Calhoun put these things together. Then he swore in sudden bitter anger. He stopped abruptly, in concern lest she'd heard.
She hadn't. She was still insensible.
III
"That pattern of human conduct which is loosely called 'self-respecting' has the curious property of restricting to the individual, through his withdrawal of acts to communicate misfortune, the unfavorable chance occurrences which probability insists must take place. On the other hand, the same pattern of human conduct tends to disseminate and to share chance favorable occurrences among the group. The members of a group of persons practicing 'self-respect,' then, increase the mathematical probability of cultures in which principles leading to this type of behavior become obsolete. A decadent society brings bad luck upon itself by the operation of the laws of probability . . ."
Probability and Human Conduct—Fitzgerald
She came very slowly back to consciousness.

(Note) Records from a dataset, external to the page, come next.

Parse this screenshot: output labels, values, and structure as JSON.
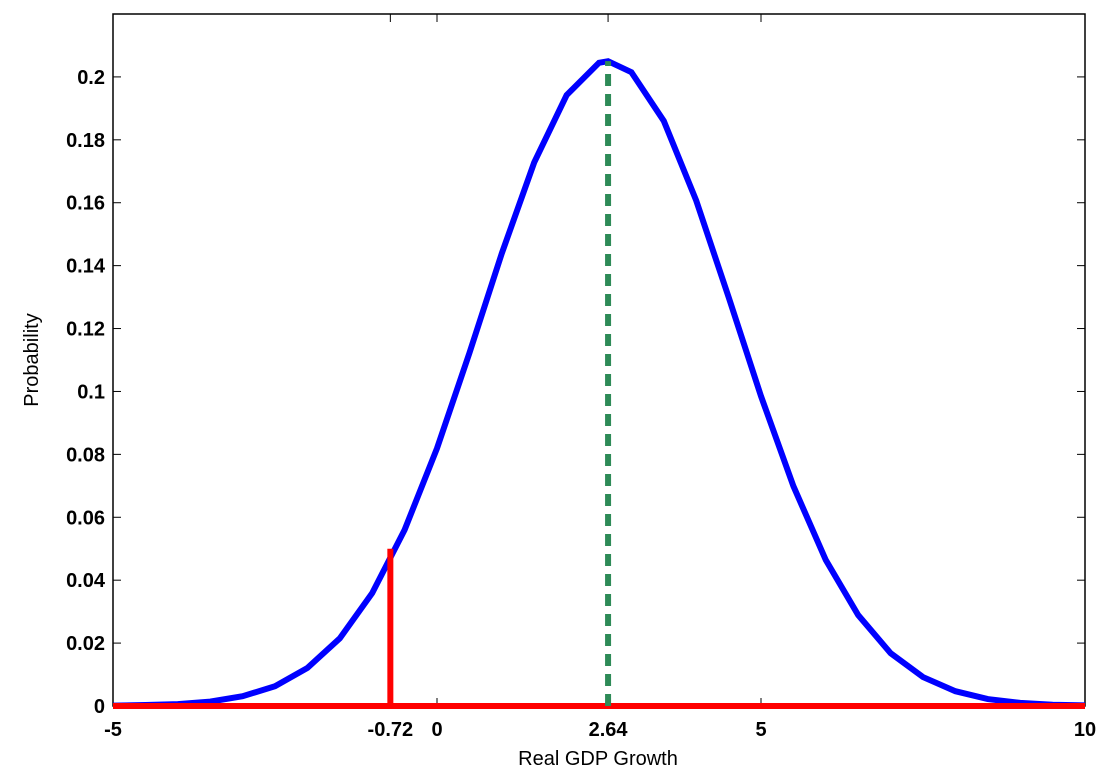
{
  "chart_data": {
    "type": "line",
    "xlabel": "Real GDP Growth",
    "ylabel": "Probability",
    "xlim": [
      -5,
      10
    ],
    "ylim": [
      0,
      0.22
    ],
    "xticks": [
      -5,
      -0.72,
      0,
      2.64,
      5,
      10
    ],
    "yticks": [
      0,
      0.02,
      0.04,
      0.06,
      0.08,
      0.1,
      0.12,
      0.14,
      0.16,
      0.18,
      0.2
    ],
    "series": [
      {
        "color": "#0000ff",
        "style": "solid",
        "x": [
          -5,
          -4.5,
          -4,
          -3.5,
          -3,
          -2.5,
          -2,
          -1.5,
          -1,
          -0.5,
          0,
          0.5,
          1,
          1.5,
          2,
          2.5,
          2.64,
          3,
          3.5,
          4,
          4.5,
          5,
          5.5,
          6,
          6.5,
          7,
          7.5,
          8,
          8.5,
          9,
          9.5,
          10
        ],
        "values": [
          0.0001,
          0.0003,
          0.0006,
          0.0014,
          0.0031,
          0.0063,
          0.0121,
          0.0215,
          0.0359,
          0.056,
          0.0819,
          0.1122,
          0.1439,
          0.1728,
          0.1942,
          0.2045,
          0.205,
          0.2015,
          0.186,
          0.1607,
          0.13,
          0.0985,
          0.0699,
          0.0464,
          0.0289,
          0.0168,
          0.0092,
          0.0047,
          0.0022,
          0.001,
          0.0004,
          0.0002
        ]
      },
      {
        "color": "#ff0000",
        "style": "solid",
        "x": [
          -5,
          -0.72,
          -0.72,
          -0.72,
          10
        ],
        "values": [
          0,
          0,
          0.05,
          0,
          0
        ]
      },
      {
        "color": "#2e8b57",
        "style": "dashed",
        "x": [
          2.64,
          2.64
        ],
        "values": [
          0,
          0.205
        ]
      }
    ]
  }
}
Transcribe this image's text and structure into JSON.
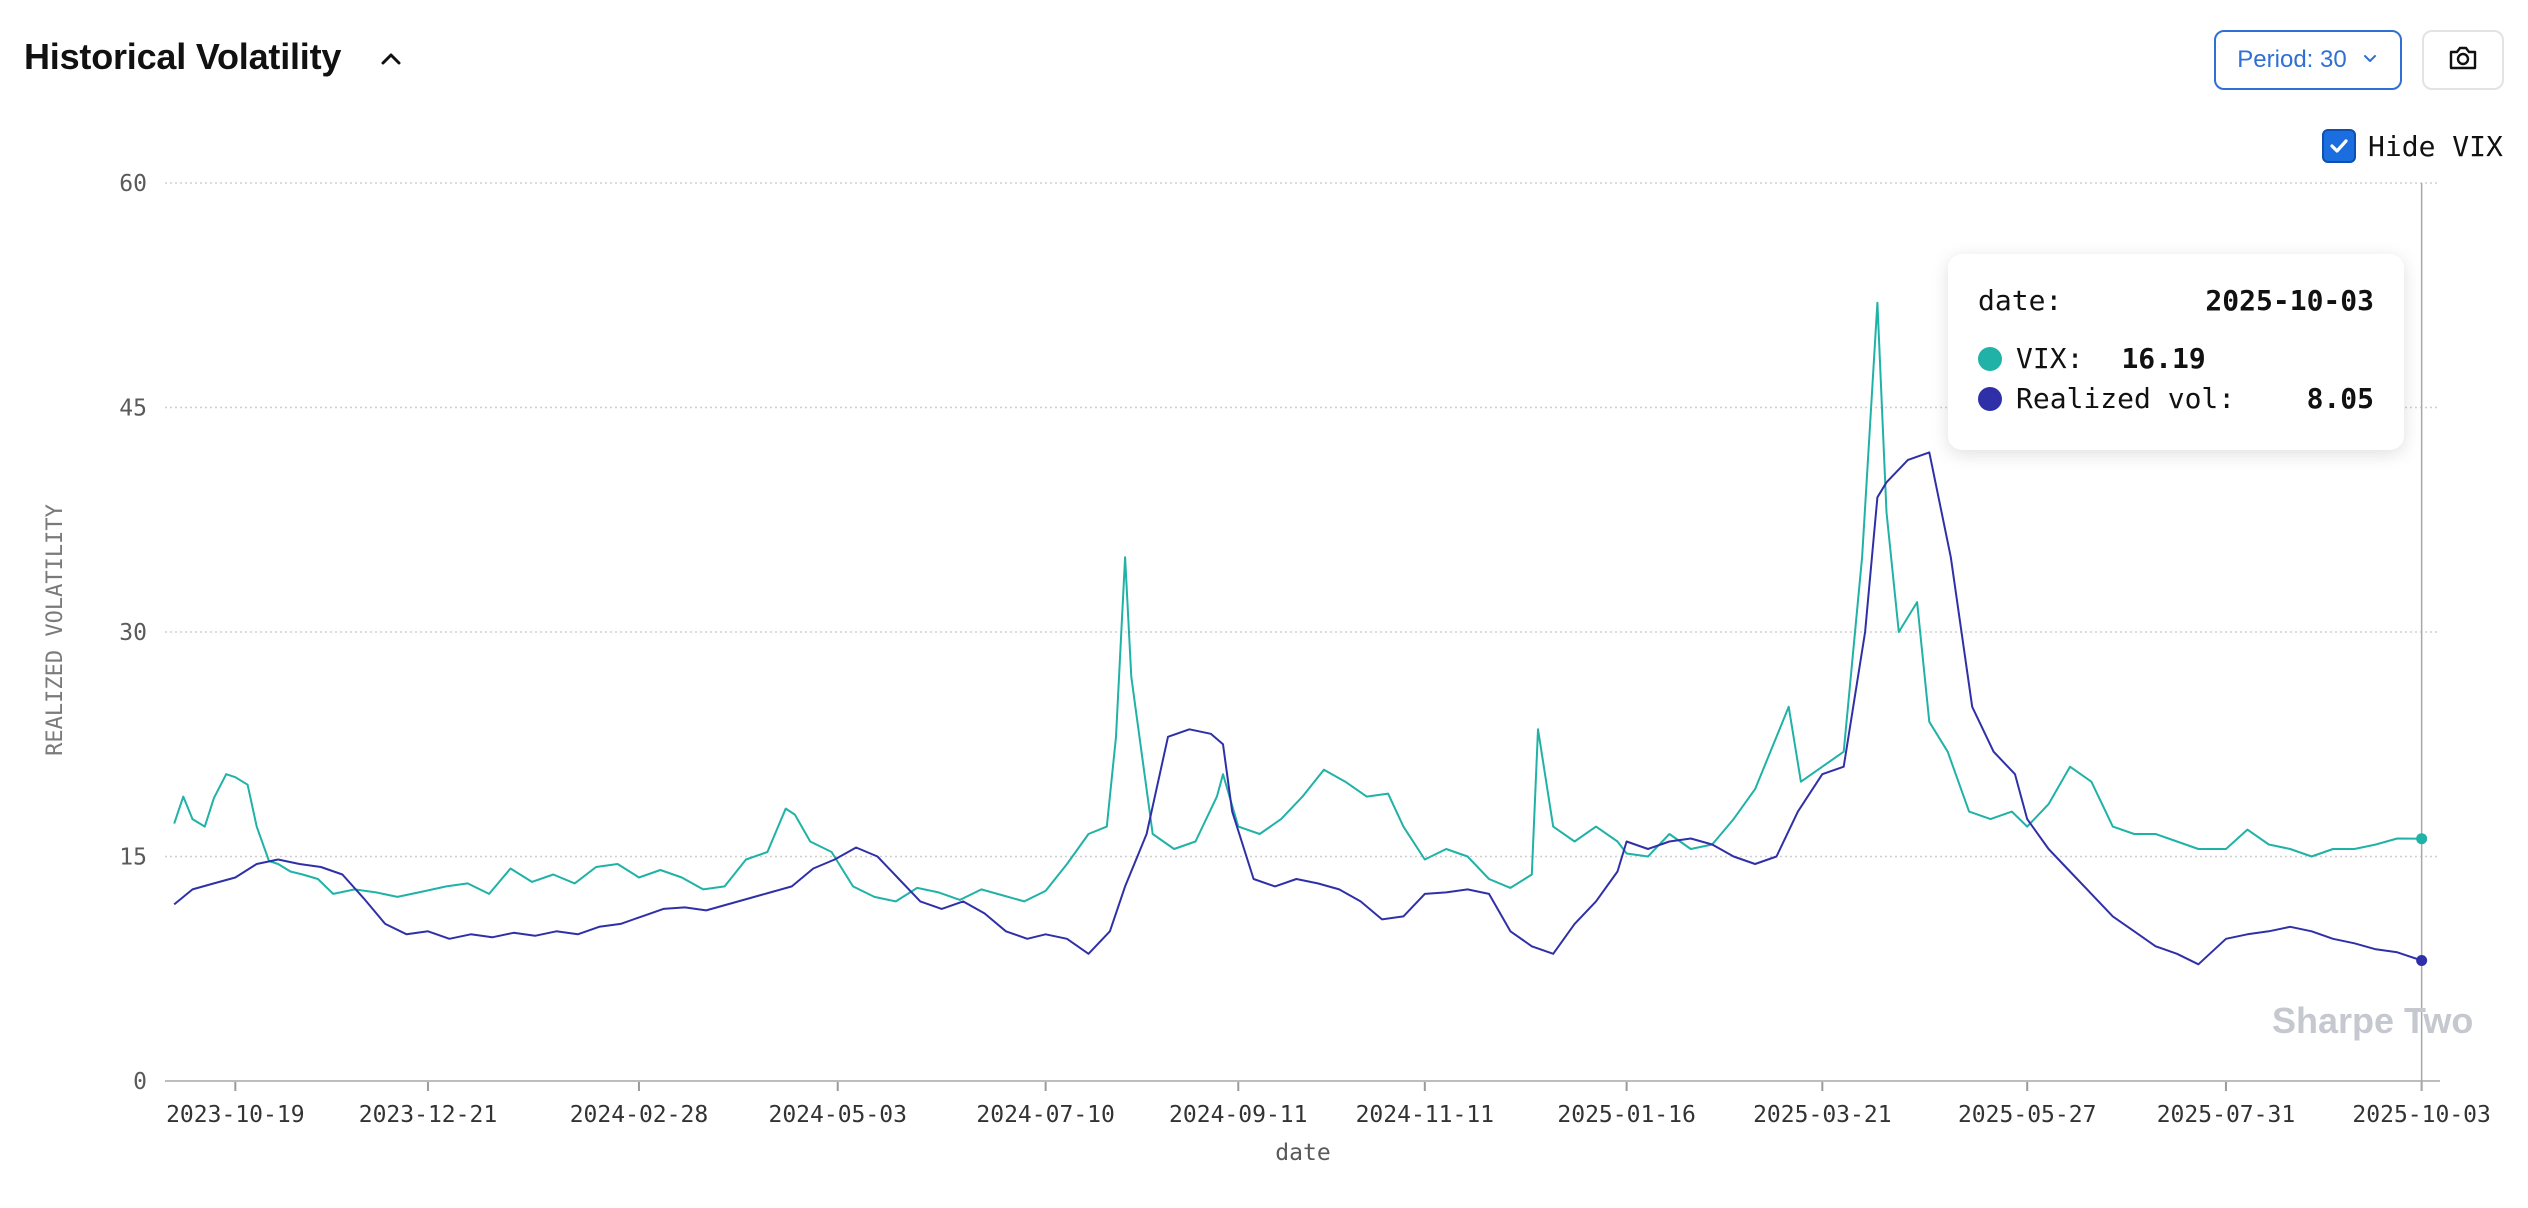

It was almost as if she waked from utterly exhausted sleep. When she first opened her eyes, they wandered vaguely until they fell upon Calhoun. Then a bitter and contemptuous hatred filled them. Her hand fumbled weakly to the knife at her waist. It was not a good weapon. It had been table cutlery, and the handle was much too slender to permit a grip by which somebody could be killed. Calhoun bent over and took the knife away from her. It had been ground unskillfully to a point.
"In my capacity as your doctor," he told her, "I must forbid you to stab me. It wouldn't be good for you." Then he said, "Look, my name's Calhoun. I came from Sector Med Headquarters to make a planetary health inspection here, and some lads in the city apparently didn't want a Med Ship aground. So they tried to kill me by battering me all over the walls of my ship with the landing-grid field. I made what was practically a crash landing, and now I need to know what's up."